Always a sucker for a historical marker, she stopped walking at the sign that explained the lighthouse’s history.


The Sealport Sound Lighthouse is 72 feet tall, with an exterior base diameter of 51 feet. The lighthouse as it currently stands was constructed in 1875, but an earlier lighthouse preceded it which was believed to date to the early 1700s. Originally, it was likely not more than a stone house topped by a lamp, and was only a rubble of rocks when the current Sealport Lighthouse was constructed. Four different keepers served at the lighthouse with their wives and children, the last retiring in 1951 when the Fresnel lens lamp power was replaced with an automated light source which the U.S. Coast Guard checked monthly. The Coast Guard later abandoned the property, as it did many lighthouses whose structures outlasted their usefulness, and leased it permanently to the town of Sealport to maintain at their discretion.

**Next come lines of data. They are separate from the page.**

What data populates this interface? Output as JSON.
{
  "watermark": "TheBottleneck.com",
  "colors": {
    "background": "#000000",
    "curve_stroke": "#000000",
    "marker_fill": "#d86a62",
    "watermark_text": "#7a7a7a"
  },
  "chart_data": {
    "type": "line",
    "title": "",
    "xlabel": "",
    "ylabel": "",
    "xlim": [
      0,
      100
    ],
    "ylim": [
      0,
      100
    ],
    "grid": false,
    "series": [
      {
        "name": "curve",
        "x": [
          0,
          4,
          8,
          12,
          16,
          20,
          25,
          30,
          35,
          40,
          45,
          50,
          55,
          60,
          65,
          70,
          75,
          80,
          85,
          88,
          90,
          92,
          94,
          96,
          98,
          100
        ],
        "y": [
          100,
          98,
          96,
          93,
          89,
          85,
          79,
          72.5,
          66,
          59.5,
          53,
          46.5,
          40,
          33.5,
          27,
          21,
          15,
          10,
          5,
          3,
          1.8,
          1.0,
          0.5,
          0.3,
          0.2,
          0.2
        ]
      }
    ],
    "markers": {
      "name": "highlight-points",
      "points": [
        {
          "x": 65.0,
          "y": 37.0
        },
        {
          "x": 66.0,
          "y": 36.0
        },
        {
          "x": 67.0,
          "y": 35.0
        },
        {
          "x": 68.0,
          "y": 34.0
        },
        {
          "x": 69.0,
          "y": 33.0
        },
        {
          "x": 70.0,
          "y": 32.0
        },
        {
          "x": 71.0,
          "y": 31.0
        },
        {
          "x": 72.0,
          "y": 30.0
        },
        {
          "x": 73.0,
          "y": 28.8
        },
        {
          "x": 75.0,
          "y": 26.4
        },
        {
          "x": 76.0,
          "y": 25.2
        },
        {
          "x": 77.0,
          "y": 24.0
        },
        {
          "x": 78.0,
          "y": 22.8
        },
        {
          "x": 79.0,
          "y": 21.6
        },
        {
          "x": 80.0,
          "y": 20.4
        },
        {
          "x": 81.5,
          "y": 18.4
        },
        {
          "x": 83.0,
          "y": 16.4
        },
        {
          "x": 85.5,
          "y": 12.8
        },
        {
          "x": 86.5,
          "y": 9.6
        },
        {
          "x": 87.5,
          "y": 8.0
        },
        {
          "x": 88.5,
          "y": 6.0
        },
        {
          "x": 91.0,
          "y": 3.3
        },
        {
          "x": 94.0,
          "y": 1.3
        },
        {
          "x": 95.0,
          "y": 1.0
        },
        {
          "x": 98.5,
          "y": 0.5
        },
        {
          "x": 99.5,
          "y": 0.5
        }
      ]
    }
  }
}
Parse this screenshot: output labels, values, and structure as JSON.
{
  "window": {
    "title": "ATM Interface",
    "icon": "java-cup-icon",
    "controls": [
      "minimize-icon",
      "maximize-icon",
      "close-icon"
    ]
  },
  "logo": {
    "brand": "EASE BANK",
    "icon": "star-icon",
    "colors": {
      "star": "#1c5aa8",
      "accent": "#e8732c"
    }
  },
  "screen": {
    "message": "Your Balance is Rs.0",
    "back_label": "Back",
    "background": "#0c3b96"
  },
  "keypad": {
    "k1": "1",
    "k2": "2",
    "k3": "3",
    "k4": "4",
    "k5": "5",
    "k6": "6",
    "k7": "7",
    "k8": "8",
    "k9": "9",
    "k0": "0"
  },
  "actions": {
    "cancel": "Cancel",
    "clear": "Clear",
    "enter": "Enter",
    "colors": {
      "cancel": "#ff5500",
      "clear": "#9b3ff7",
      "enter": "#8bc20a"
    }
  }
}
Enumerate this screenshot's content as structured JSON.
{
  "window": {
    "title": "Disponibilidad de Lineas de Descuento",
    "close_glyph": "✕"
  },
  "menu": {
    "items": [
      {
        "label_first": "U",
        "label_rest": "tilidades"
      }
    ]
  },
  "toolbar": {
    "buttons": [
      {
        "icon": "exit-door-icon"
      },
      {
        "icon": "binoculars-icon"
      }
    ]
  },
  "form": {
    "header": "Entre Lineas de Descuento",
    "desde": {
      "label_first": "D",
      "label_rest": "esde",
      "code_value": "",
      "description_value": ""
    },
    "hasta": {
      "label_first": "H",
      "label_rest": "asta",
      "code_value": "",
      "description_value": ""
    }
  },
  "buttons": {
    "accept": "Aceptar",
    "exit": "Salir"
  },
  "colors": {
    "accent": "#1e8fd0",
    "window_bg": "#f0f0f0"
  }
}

Ahead of her, the land narrowed to the point promised on the trail’s description in the brochure left by her landlady. She could already see the lighthouse, a gray and red tower on the horizon, on the tiny wooded island marking entrance to the sound. Worth a closer look...but not too close. The point was tall, a cliff probably forty feet from the rocky beach below it, and her fear of heights still limited her enjoyment of such views.